Um lugar bem longe daqui

(Carla ScalaEjcveS) #1

— Ah — disse ela. — Você toca.
As palavras pareceram ásperas na sua língua.
— Não muito bem. Mas quando tenho uma plateia encostada num tronco
trazido pelo mar, na praia... — Ele fechou os olhos e tocou “Shenandoah”, com a
palma se agitando no instrumento feito um passarinho preso atrás de um vidro.
Era um som bonito, pungente, semelhante à melodia de um lar distante. Então,
de modo abrupto, parou no meio da música e pegou uma concha um pouco
maior do que uma moeda de cinco centavos, de uma cor branca leitosa, com
manchas vivas que variavam entre o vermelho e o roxo. — Ei, olha isso — falou.
— Ah, é uma vieira, Pecten ornatus — disse Kya. — Só vejo raramente. Tem
muitos moluscos desse gênero aqui, mas essa espécie em especial costuma habitar
regiões ao sul desta latitude, porque as águas aqui são frias demais para ela.

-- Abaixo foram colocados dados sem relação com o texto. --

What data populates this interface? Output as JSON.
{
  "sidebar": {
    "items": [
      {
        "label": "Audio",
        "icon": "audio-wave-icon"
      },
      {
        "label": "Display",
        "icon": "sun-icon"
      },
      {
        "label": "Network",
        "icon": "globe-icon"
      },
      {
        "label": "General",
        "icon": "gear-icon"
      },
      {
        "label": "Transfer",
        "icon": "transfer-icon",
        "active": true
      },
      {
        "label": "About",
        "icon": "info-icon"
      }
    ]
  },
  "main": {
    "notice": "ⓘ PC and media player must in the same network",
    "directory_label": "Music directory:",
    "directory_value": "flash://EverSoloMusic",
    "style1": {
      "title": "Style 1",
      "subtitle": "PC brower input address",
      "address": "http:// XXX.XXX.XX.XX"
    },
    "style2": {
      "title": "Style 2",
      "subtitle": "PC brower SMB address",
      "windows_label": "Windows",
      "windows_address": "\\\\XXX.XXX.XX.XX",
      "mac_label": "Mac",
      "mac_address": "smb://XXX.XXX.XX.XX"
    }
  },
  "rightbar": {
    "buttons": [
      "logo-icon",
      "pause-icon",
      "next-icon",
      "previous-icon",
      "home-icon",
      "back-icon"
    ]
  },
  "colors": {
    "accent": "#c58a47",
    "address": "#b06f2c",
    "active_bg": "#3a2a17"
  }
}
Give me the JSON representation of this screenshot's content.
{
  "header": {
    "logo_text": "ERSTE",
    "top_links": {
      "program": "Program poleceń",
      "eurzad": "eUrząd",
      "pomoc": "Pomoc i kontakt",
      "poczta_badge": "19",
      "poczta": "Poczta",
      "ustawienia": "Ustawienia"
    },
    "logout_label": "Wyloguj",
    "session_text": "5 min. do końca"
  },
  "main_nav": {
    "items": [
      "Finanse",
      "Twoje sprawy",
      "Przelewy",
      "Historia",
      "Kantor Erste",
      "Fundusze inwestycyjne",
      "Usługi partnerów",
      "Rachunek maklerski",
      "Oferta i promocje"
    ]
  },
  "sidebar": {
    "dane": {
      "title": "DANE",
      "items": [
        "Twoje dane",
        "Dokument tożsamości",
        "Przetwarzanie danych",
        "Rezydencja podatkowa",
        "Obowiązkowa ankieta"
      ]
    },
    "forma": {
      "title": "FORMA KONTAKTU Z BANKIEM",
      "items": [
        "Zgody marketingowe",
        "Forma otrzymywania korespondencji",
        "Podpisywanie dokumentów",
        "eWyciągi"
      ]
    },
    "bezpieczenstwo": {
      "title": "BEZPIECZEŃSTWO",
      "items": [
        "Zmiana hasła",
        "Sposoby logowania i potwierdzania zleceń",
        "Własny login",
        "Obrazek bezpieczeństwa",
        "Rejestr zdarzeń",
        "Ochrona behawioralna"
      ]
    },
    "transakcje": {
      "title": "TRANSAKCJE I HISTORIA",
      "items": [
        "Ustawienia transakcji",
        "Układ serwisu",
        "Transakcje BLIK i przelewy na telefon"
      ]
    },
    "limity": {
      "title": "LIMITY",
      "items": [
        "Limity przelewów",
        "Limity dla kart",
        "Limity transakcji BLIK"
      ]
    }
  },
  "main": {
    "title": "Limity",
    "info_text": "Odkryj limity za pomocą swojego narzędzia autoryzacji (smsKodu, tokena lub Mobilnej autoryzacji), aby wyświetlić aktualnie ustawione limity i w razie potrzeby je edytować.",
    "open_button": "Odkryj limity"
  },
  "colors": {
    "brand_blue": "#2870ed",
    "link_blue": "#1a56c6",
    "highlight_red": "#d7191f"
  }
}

Ele a encarou. Em todas as fofocas ninguém nunca havia comentado que a
Menina do Brejo, a que não sabia soletrar dez, conhecia o nome em latim das
conchas e seus locais de origem; além de saber por que elas são de onde são, pelo
amor de Deus.
— Isso eu não sei — disse ele. — Mas olha aqui, ela é torta. — As asinhas que
se abriam para um lado e outro do eixo estavam tortas, e havia um furinho
perfeito na base. Ele virou a concha na palma da mão. — Toma, pode ficar. Você
é a menina das conchas.
— Obrigada.
Ela a guardou no bolso.
Ele ainda tocou mais algumas músicas, terminando com a acelerada “Dixie”,
então eles voltaram para o cesto de piquenique de vime e se sentaram numa
colcha quadriculada para comer frango frito frio, presunto salgado com pão de
minuto e salada de batatas. Picles com endro. Fatias de um bolo de quatro
camadas com glacê de caramelo de mais de um centímetro de espessura. Tudo
feito em casa, enrolado em papel-manteiga. Ele abriu duas garrafas de refrigerante
Royal Crown e os serviu em copos de papel; era a primeira vez que ela tomava
refrigerante na vida. Aquele banquete generoso era incrível para ela, com os
guardanapos de pano muito bem dobrados, os pratos e garfos de plástico. Até
mesmo saleiros e pimenteiros minúsculos. A mãe dele devia ter preparado tudo,
pensou, sem saber que o filho estava indo encontrar a Menina do Brejo.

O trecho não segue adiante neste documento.